While limitations appear to be present on the extent of transspecies evolution observed in the class IIB gene of teleost fish, the retention of ancestral polymorphism may occur over longer time periods for class I genes. Retention of ancestral polymorphism has been observed between Oncorhynchus and Salmo for class I MHC genes (Shum et al. 2001). Long-lived allelic lineages have also been observed in class I genes from Chinook salmon (Garrigan and Hedrick 2001). A similar pattern with regard to the evolution of MHC genes was found in Lake Tana barbels (Kruiswijk et al. 2005). These differences in evolutionary patterns between class I and class II genes of teleost fish may have been facilitated by the lack of physical linkage of the two gene clusters. Whereas they are found on the same chromosome in mammals, they are found on two different chromosomes in teleost fish (Bingulac-Popovic et al. 1997). However, without substantial data on variation of class I MHC genes, or other unlinked genetic markers, for a large sample of Oncorhynchus species or a greater understanding of the class II-facilitated immune response in salmonids, we cannot distinguish between the competing hypotheses of neutral demographic versus selective/functional forces differentially affecting class II MHC diversity in salmonids.

Recombination and gene conversion appear to be important mechanisms in the generation of allelic variation of MHC genes in vertebrates (Parham and Ohta 1996; Bergstrom et al. 1998). Evidence of extensive recombination and gene conversion was found in some of the salmonid species studied here (O. clarki, O. mykiss, Salmo trutta, Salvelinus namaycush) but not in others (O. gorbuscha and O. keta). However, no within-species variability was found in the 5’ portion of exon 2 in O. gorbuscha (first 41 amino acids) and O. keta (first 31 amino acids). There are also smaller invariant amino acid tracts in O. kisutch, O. nerka, and O. tshawytscha. Recurrent gene conversion could lead to a homogenization of alleles and generate such homogeneous tracts. Intra- and interlocus gene conversion has been described in other teleost species (Reusch and Langefors 2005; Reusch et al. 2004). In birds, gene conversion is thought to be a major factor in the generation of observed phylogenetic patterns (Edwards et al. 1995; Wittzell et al. 1999), and in humans highly localized gene conversion has been shown to contribute substantially to MHC β gene diversity (Bergstrom et al. 1998). While gene conversion is a ubiquitous evolutionary force in the MHC, the hypothesis of reductions in effective population size or selective/functional differences as an explanation of species-specific allelic lineages and/or monomorphic amino acid tracts within the second exon cannot be ruled out.

The distribution of codons found to exhibit patterns consistent with natural selection differed substantially among the 11 salmonid species surveyed. Some codon sites putatively under selection correspond with antigen-binding codons in the human molecule. However, some of these salmonid sites did not correspond to antigen-binding sites in the mammalian molecule. This is not surprising given the large evolutionary divergence between fish and mammals, and a similar result was reported in a study of cyprinid fish (Ottova et al. 2005).
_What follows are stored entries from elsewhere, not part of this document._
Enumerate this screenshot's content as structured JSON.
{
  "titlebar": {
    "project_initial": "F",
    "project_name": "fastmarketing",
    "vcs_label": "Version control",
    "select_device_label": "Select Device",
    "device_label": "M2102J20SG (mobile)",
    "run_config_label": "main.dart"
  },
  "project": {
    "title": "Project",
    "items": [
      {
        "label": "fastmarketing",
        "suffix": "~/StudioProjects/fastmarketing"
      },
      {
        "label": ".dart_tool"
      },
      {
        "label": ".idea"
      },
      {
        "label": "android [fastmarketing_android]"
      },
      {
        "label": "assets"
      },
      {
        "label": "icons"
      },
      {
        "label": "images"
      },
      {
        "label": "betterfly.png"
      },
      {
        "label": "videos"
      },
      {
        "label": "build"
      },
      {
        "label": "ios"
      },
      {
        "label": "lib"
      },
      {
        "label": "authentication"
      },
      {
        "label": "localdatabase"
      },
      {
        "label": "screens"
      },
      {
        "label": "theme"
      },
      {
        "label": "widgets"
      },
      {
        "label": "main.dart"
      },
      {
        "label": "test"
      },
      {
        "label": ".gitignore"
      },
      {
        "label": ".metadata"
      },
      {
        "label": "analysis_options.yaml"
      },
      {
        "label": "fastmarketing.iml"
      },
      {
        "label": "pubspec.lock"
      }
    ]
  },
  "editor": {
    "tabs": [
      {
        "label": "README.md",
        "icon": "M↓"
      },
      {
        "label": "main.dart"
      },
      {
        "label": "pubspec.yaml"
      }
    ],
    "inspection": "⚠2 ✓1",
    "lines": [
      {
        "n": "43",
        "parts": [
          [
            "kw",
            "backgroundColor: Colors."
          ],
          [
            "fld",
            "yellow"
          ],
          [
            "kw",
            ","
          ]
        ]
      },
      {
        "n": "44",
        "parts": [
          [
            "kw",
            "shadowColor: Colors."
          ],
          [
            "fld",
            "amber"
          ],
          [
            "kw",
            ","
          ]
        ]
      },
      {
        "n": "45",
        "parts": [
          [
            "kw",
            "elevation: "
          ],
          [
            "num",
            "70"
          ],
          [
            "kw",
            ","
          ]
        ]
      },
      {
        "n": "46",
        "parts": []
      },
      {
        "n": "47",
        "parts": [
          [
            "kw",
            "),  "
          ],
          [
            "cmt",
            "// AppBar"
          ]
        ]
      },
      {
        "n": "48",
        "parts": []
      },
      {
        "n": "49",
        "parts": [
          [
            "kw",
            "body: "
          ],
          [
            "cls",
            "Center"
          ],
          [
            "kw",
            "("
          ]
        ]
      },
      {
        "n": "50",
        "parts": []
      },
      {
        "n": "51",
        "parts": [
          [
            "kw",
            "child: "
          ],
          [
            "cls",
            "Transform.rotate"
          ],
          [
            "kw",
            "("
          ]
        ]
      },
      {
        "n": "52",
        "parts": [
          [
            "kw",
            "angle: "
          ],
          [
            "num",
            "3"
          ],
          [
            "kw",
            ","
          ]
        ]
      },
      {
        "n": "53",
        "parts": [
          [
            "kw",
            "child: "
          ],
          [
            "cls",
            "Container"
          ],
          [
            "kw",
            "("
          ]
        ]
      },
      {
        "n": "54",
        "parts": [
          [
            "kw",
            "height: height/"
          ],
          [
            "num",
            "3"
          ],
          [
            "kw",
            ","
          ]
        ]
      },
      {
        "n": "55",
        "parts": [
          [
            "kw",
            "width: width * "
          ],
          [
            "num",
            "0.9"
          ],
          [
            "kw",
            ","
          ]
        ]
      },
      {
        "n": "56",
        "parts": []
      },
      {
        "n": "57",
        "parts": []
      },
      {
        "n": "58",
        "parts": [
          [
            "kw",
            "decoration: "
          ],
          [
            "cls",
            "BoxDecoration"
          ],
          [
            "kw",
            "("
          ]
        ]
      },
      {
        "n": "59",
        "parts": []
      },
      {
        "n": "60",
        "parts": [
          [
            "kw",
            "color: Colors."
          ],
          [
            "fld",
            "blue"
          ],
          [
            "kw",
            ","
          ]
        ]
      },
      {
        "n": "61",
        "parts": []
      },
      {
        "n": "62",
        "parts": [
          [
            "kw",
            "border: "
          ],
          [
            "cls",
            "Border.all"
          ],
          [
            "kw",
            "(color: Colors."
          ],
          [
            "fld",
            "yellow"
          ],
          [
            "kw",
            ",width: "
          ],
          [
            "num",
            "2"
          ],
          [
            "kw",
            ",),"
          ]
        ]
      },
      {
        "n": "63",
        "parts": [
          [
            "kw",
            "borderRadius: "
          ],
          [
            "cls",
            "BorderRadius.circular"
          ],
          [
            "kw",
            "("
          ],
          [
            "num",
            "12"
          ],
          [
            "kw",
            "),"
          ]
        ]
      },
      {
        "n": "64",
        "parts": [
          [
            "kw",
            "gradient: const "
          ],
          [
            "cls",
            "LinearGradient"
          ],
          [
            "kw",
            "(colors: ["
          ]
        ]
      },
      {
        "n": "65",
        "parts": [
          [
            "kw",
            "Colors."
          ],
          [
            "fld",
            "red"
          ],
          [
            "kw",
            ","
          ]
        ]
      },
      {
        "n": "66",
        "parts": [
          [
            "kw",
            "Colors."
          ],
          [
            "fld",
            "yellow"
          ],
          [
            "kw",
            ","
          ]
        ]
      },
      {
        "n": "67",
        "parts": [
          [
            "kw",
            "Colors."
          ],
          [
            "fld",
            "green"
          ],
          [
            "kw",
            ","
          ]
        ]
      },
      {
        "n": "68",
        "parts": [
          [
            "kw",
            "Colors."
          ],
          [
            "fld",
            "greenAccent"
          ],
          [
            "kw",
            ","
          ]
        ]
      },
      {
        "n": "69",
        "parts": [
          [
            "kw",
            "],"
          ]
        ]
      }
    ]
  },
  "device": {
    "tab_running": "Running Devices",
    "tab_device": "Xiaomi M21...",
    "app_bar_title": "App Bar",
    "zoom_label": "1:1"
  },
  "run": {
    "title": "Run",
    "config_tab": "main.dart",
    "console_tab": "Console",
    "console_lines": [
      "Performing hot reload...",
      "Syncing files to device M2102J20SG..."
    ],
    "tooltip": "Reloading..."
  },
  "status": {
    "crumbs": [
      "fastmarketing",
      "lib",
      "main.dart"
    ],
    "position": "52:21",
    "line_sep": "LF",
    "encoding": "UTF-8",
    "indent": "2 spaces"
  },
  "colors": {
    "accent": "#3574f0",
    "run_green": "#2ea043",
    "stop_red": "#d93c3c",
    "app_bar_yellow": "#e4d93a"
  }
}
This discord between the codon sites under selection in the fish MHC and those known to be antigen-binding sites in mammals may reflect structural/functional differences in the MHC molecules of the two groups. However, extensive study of the structure and antigen binding properties of teleost MHC molecules is necessary to evaluate this hypothesis. However, these differences do indicate that caution should be used when inferring ABS codons in nonmammalian taxa using the human molecule as a model, as some ABS codons almost certainly differ between these two major taxonomic groups.